To these characteristics may be added a passage illustrating the view of our navigator concerning the marriage state. It must be confessed that when he wrote it (June 30th, 1807) his experience was not extensive. He left England when he had been a husband only a few weeks; but the passage is interesting as conveying to his wife what his conception of the ideal relation was: "There is a medium between petticoat government and tyranny on the part of the husband, that with thee I think to be very attainable; and which I consider to be the summit of happiness in the marriage state. Thou wilt be to me not only a beloved wife, but my most dear and most intimate friend, as I hope to be to thee. If we find failings, we will look upon them with kindness and compassion, and in each other's merits we will take pride, and delight to dwell upon them; thus we will realise, as far as may be, the happiness of heaven upon the earth. I love not greatness nor desire great riches, being confident they do not contribute to happiness, but I desire to have enough for ourselves and something to assist our friends in need. I think, my love, this is also thy way of thinking."

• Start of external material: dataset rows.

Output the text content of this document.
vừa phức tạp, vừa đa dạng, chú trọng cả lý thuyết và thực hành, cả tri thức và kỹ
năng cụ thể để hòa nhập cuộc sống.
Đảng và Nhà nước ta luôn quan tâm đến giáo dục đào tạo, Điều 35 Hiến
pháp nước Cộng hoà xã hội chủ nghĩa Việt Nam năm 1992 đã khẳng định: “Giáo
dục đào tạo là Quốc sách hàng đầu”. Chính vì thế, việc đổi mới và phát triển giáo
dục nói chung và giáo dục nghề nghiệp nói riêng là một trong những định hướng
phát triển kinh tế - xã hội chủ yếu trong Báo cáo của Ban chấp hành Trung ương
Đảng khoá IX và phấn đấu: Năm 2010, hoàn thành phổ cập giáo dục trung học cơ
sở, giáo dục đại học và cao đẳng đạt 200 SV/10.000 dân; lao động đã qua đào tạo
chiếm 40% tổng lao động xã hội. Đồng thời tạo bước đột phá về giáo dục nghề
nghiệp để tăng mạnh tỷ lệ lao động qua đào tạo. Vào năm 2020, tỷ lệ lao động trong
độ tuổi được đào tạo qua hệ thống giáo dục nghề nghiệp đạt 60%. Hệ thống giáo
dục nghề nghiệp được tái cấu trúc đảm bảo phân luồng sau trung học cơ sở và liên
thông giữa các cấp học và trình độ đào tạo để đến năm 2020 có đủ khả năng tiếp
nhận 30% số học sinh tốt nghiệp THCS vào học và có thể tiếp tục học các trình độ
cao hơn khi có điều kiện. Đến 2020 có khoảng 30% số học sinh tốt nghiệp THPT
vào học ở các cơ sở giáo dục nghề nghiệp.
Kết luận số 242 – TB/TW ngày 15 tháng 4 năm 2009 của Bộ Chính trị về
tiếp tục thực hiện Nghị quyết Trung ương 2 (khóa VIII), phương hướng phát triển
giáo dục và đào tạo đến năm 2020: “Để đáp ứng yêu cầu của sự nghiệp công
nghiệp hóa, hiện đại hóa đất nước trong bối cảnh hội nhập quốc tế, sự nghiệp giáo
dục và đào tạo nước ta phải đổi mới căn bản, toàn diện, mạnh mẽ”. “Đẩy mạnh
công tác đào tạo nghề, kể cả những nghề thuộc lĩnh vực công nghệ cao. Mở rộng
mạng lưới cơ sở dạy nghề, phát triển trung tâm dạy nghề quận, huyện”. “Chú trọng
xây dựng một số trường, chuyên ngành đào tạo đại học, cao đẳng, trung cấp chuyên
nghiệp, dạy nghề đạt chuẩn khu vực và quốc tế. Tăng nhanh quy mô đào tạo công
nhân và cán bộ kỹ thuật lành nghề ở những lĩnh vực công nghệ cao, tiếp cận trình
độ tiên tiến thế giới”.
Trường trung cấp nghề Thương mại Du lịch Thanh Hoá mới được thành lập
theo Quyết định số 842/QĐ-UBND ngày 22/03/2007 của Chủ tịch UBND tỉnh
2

In the few concluding months of her husband's life, Mrs. Flinders had him beside her under circumstances that were certainly far from easy. Their somewhat straitened means, consequent upon the Admiralty's niggard construction of regulations, the prolonged severity of his employment, and the last agonised weeks of illness, must have gone far to detract from perfect felicity in domestic conditions. The six changes of residence in four and a half years point to the same conclusion. Nevertheless we find Mrs. Flinders writing to a friend in these terms, wherein her own happiness is clearly mirrored: "I am well persuaded that very few men know how to value the regard and tender attentions of a wife who loves them. Men in general cannot appreciate properly the delicate affection of a woman, and therefore they do not know how to return it. To make the married life as happy as this world will allow it to be, there are a thousand little amenities to be rendered on both sides, and as many little shades of comfort to be attended to. Many things must be overlooked, for we are all such imperfect beings; and to bear and forbear is essential to domestic peace. You will say that I find it easy to talk on this subject, and that precept is harder than practice. I allow it, my dear friend, in the practical part I have only to return kind affection and attention for uniform tenderness and regard. I have nothing unpleasant to call forth my forbearance. Day after day, month after month passes, and I neither experience an angry look nor a dissatisfied word. Our domestic life is an unvaried line of peace and comfort; and O, may Heaven continue it such, so long as it shall permit us to dwell together on this earth."